Vegh who lived in Dublin for 13 years says she always saw the “other side” of motherhood.

“People are always talking about how rewarding it is and then the only thing I saw is that you can’t even wash your hair or brush your teeth whenever you want to. You just can’t do things you want, you can’t be in love exactly the same way anymore because someone else is taking the attention away. I saw so many examples around me where couples grew apart because they just struggled to manage with minding the baby and work and all the financial difficulties,” she says.

“My mom went through postnatal depression after I was born,” Vegh says, “so she’s the type who worries and always tells me her worries. She always told me that ‘I will be so worried about you when you have a baby because it’s not easy,’ so this kind of influenced me as well.”

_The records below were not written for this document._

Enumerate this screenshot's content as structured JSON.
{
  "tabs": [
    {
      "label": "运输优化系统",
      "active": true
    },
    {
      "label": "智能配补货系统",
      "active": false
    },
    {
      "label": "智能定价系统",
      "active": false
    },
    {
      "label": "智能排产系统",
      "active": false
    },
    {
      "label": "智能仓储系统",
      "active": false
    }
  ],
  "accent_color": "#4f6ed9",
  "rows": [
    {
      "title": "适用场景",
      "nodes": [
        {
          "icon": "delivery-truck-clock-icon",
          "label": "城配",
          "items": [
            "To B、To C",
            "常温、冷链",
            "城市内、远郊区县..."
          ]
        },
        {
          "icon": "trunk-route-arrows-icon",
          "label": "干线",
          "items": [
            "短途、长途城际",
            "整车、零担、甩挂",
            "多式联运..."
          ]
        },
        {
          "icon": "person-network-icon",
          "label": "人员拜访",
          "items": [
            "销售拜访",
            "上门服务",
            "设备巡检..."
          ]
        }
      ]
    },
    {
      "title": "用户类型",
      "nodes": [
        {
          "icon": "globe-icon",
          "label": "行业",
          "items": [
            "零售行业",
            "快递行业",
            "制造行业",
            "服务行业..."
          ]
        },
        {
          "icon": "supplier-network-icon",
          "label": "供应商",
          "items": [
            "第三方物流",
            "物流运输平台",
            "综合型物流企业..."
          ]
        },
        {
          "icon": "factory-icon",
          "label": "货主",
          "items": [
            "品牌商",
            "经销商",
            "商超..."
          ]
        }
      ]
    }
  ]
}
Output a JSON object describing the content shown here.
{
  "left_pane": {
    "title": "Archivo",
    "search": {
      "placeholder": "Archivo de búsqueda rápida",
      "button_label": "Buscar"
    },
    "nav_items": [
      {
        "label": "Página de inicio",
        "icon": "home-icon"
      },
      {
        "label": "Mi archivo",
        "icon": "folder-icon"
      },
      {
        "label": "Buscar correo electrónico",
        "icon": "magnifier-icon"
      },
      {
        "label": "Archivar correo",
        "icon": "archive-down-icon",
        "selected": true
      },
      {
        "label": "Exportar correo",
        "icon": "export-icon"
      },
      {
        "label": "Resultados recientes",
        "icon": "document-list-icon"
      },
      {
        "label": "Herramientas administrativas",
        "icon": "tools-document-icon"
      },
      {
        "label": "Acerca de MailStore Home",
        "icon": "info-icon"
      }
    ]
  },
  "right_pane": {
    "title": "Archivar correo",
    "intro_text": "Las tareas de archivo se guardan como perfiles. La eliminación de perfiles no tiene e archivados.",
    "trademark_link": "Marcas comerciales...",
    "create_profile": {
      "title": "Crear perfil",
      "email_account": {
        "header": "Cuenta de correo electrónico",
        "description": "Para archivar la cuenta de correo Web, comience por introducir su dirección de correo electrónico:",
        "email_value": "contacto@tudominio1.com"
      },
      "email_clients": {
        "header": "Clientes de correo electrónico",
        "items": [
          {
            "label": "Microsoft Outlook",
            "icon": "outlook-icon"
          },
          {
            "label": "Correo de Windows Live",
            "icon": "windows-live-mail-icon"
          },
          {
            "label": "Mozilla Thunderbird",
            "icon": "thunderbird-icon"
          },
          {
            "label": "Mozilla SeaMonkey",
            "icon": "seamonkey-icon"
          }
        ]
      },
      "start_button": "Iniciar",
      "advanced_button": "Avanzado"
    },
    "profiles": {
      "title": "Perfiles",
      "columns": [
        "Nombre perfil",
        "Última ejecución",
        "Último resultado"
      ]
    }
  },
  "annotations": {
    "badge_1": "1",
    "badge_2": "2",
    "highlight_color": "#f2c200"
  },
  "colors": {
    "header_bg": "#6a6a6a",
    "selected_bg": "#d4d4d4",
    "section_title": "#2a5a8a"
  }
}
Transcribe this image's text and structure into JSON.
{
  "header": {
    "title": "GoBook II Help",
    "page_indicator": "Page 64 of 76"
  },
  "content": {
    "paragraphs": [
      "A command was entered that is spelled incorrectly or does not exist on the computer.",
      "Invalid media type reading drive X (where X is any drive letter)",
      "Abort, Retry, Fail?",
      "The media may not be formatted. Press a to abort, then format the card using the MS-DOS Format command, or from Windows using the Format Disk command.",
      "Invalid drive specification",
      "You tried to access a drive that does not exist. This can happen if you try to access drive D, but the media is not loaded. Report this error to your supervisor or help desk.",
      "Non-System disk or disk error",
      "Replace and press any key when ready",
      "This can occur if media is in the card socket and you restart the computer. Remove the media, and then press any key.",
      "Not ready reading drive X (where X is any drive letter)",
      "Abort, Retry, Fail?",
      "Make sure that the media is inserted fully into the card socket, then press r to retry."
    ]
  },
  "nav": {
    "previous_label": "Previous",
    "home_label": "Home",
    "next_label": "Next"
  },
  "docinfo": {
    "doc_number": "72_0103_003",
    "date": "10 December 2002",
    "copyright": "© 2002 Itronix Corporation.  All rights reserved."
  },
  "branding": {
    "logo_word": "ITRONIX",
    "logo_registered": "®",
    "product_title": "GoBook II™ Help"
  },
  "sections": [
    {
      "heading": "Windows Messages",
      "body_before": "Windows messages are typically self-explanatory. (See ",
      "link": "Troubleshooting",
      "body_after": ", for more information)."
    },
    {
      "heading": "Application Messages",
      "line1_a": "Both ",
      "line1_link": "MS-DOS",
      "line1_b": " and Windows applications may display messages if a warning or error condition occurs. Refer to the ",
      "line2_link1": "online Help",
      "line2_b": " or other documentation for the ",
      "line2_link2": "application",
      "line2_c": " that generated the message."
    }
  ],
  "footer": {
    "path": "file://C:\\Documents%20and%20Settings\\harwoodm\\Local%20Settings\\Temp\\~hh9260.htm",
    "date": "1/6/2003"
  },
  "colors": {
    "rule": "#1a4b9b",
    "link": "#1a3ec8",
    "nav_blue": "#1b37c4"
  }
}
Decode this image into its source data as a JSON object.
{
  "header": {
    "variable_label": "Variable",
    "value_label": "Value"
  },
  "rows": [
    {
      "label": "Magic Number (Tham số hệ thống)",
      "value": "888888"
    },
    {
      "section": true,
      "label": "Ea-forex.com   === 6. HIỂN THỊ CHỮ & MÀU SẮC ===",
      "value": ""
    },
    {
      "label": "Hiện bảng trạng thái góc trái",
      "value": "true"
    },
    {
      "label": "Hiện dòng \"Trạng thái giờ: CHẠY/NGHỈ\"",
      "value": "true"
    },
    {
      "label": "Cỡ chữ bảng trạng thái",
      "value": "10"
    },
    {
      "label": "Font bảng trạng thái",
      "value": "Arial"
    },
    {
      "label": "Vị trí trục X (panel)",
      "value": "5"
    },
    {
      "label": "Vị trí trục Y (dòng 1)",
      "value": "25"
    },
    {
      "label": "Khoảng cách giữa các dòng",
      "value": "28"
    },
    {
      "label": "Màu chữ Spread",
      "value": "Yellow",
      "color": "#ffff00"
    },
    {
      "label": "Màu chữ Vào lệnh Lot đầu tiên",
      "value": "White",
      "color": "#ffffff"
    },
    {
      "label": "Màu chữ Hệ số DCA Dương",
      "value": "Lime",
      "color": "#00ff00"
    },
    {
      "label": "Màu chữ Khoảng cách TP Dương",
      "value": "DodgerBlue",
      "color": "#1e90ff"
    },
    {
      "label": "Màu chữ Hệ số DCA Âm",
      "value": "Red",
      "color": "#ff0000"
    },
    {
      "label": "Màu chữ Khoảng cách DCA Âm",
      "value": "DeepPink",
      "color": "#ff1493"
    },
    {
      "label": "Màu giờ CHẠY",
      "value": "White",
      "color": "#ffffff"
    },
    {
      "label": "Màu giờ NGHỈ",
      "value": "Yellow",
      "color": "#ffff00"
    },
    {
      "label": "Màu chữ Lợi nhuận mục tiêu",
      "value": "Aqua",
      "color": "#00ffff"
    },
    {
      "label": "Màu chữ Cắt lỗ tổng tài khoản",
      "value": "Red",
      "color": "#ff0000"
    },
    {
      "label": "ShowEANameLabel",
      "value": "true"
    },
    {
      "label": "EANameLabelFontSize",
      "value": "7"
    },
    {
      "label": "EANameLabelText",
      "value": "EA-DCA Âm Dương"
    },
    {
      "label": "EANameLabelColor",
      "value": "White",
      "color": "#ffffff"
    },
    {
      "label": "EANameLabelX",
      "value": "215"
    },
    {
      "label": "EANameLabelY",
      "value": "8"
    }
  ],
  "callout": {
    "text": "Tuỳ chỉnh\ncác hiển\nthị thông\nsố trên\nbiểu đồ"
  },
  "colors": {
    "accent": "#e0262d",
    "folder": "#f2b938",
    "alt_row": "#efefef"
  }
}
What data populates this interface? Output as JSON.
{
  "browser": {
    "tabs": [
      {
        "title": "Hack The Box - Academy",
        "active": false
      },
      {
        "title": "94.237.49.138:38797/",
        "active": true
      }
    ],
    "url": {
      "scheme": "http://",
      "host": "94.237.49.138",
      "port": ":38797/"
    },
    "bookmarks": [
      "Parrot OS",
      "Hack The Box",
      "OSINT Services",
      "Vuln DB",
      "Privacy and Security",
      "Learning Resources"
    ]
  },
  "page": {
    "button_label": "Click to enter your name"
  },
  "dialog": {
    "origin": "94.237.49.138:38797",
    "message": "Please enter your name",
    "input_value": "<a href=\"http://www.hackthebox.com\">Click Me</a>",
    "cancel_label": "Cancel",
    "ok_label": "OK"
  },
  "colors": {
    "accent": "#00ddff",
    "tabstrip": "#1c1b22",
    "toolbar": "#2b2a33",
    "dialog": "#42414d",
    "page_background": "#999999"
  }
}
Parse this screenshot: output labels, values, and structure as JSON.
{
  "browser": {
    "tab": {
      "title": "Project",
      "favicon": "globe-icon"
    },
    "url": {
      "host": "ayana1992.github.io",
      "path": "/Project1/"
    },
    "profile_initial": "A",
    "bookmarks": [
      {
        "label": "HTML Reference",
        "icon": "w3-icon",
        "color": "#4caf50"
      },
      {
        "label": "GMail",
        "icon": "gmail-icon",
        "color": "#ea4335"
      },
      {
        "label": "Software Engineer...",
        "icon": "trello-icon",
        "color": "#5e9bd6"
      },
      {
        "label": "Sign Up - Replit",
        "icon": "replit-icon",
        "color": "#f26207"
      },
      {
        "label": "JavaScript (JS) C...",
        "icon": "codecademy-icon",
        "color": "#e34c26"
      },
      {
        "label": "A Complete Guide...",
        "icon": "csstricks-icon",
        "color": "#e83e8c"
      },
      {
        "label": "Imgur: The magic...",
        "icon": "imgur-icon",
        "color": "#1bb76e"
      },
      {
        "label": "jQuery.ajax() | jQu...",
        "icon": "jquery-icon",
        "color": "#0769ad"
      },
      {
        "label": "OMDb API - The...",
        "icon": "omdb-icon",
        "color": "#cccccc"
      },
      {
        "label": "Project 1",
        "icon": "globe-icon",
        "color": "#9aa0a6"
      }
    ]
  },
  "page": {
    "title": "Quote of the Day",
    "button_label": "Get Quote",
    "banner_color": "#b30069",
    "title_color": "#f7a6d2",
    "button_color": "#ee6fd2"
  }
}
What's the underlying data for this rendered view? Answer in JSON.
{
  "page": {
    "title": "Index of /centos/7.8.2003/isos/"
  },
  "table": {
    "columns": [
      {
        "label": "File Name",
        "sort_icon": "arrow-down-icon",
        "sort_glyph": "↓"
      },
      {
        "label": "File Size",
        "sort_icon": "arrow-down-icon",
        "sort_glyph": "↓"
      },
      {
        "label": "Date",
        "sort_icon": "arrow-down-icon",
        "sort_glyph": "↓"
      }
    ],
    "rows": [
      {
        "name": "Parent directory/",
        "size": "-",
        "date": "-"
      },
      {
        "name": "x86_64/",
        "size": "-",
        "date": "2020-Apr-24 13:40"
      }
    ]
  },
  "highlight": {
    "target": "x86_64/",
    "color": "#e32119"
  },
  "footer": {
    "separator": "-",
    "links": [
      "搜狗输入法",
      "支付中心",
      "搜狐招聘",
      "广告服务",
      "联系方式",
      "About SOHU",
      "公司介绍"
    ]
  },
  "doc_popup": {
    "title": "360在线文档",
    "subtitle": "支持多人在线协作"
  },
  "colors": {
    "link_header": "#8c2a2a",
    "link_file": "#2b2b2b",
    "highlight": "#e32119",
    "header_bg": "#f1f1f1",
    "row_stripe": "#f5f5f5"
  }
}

Counsellor and psychotherapist Margaret O’Connor says the attitude that we have to parenthood – that the only reason that you won’t be a parent is because you can’t – doesn’t serve anyone.
Counsellor and psychotherapist Margaret O’Connor says the attitude that we have to parenthood – that the only reason that you won’t be a parent is because you can’t – doesn’t serve anyone.

We can all do things that we think we should, but it doesn't necessarily mean we want to

While social pressure can influence a woman’s decision to become a mother, counsellor and psychotherapist Margaret O’Connor says “we can all do things that we think we should, but it doesn’t necessarily mean we want to”.

While studying her MA in gender studies in the University of Limerick (UL), O'Connor conducted research into the decision-making process around having children and the experience for women. She says there is a fundamental difference between doing something out of perceived necessity and doing something out of desire.

“Some people had an idea about how they felt, but the social pressure impacted their decision. So that difference between do I want to have children or not? Or should I have children or not?’ And they’re two very different questions,” she says.

What are some of the questions that are important to ask when making a decision about having children? On this, O’Connor says it’s paramount to turn to one’s value system. She says: “Try to look at what is important to you. What are your values? What are the things that you put time and effort into? Do you see children as being a part of that? Is there a strong kind of longing or desire to have children as part of that or does it feel like an add-on?

“The attitude that we have to parenthood, which is that everyone wants to be a parent, everybody will be a parent and that the only reason that you won’t be is because you can’t, that doesn’t serve anyone. It doesn’t serve people who aren’t having children but for people who do have children it makes this assumption that it’s an easy thing to do when we know it’s not,” she says.